Delta Gate-Blocks Qatar’s Inaugural Atlanta Flight
Photo manipulation. Not actual sign at Hartsfield-Jackson. (Photo courtesy of Thinkstock)
Two can play at this game.
Remember we told you how Qatar Airways was re-igniting the Open Skies debate by starting service to Doha from Delta Air Line’s main hub in Atlanta?
Yeah, well, Delta got the last laugh on that and gave Qatar a bit of comeuppance on Wednesday when the Gulf carrier landed its inaugural flight at Atlanta’s Hartsfield-Jackson Airport.
Right after Qatar’s Airbus 380 landed and received the traditional airport water cannon salute for new service, Delta put its own damper on the festivities – it politely declined a request from airport officials to make available one of the few gates big enough at Hartsfield to accommodate the world’s largest passenger jet.

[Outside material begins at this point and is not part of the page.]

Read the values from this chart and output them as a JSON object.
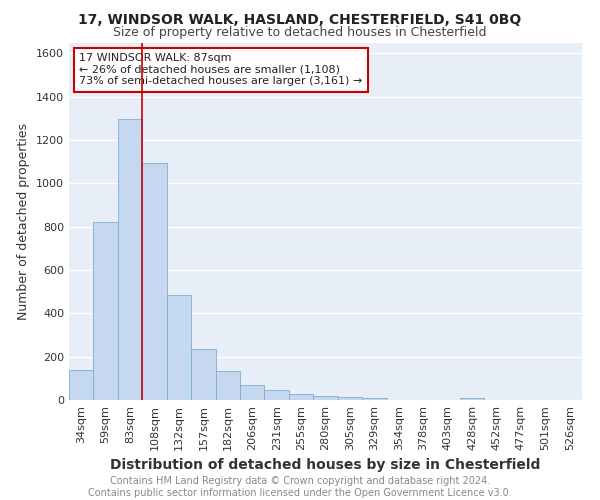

But according to the Atlanta Journal-Constitution, Delta – in what must have been an absolutely delicious moment – said it could not. The paper said the airline develops its flight schedules and plans for gate usage months in advance, and couldn’t find a viable option to move its aircraft in the time allotted, adding that it would have had to move multiple aircraft to make room for the huge A380.

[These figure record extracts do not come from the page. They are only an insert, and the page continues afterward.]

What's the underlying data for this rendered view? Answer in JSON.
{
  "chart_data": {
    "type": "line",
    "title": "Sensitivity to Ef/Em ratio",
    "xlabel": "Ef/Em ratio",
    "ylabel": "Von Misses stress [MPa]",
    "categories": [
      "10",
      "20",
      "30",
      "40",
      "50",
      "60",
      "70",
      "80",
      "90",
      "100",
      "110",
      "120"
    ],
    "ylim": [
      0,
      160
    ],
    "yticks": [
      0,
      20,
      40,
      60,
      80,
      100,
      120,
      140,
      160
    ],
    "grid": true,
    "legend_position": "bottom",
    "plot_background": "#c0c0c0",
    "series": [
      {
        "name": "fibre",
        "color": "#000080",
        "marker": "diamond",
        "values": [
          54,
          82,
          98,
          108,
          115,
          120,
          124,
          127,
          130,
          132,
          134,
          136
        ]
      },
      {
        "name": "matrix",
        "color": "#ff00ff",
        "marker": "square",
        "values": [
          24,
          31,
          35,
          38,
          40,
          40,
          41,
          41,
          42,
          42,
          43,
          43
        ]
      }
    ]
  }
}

“Despite limited time to solve for the request, Delta offered solutions to allow Qatar to use the gates while ensuring our own schedule remained accommodated during a heavy traffic period at the international terminal,” Delta said in a written statement.
Instead, in what was probably something of an embarrassment for Qatar Airways on the big day, passengers were forced to de-lane by using old-fashioned mobile staircases and then were bussed to the terminal.

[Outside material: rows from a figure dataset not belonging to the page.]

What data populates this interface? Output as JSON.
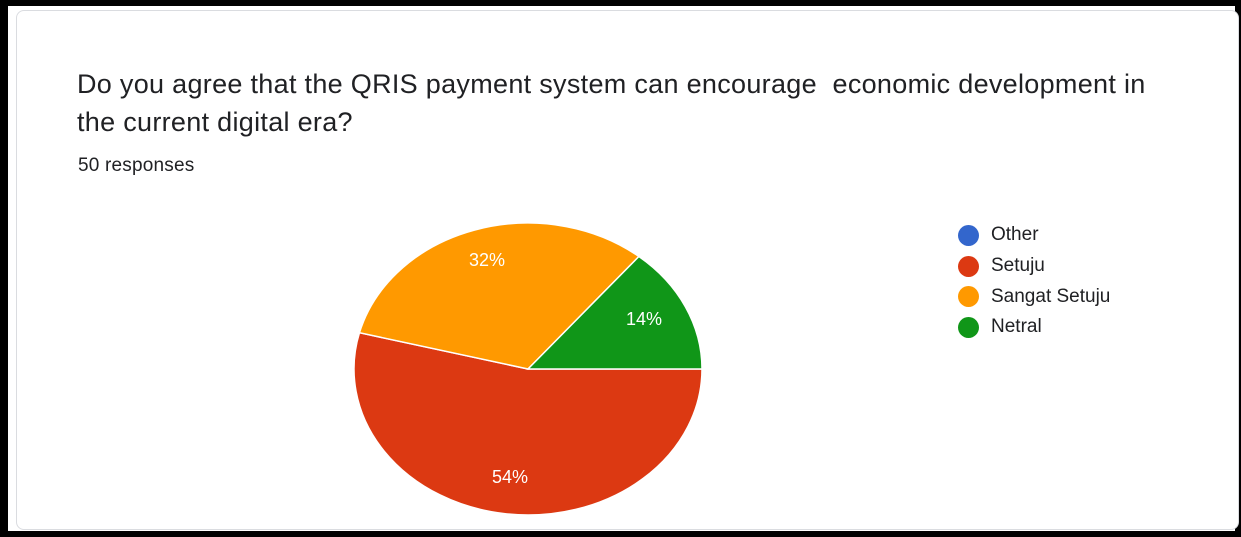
{
  "form": {
    "question": "Do you agree that the QRIS payment system can encourage  economic development in the current digital era?",
    "responses": "50 responses"
  },
  "chart_data": {
    "type": "pie",
    "title": "Do you agree that the QRIS payment system can encourage  economic development in the current digital era?",
    "total_responses": 50,
    "slices": [
      {
        "name": "Other",
        "value": 0,
        "label": "",
        "color": "#3366cc"
      },
      {
        "name": "Setuju",
        "value": 54,
        "label": "54%",
        "color": "#dc3912"
      },
      {
        "name": "Sangat Setuju",
        "value": 32,
        "label": "32%",
        "color": "#ff9900"
      },
      {
        "name": "Netral",
        "value": 14,
        "label": "14%",
        "color": "#109618"
      }
    ],
    "legend_position": "right"
  }
}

Going forward, Qatar plans to use the Boeing 777 for the route, which more easily fits into traditional gate space.
Delta, American and United airlines have been in a torrid war of words over the growth of the three major Middle Eastern carriers.
The U.S. Big Three have accused Qatar, Emirates and Etihad airlines of accepting more than $42 billion in government subsidies over a 14-year period, alleging that the payments help skewer the lucrative international marketplace. The three U.S. carriers sent the Obama administration a 55-page report last year, but the government has yet to make a decision on the request to re-open Open Skies talks between the United States and the governments of Qatar and the United Arab Emirates.
The Open Skies Agreements between countries allows airlines to land in any country or city without government interference, but the Partnership for Open & Fair Skies – the umbrella group representing the big three U.S. airlines – says the Gulf carriers have violated the spirit of the agreement by creating routes where there really is no market.
The Middle East airlines have denied the charge.
Nonetheless, Atlanta became Qatar’s third U.S. market this year and 10th overall out of 150 destinations with the now daily service between Atlanta and Doha.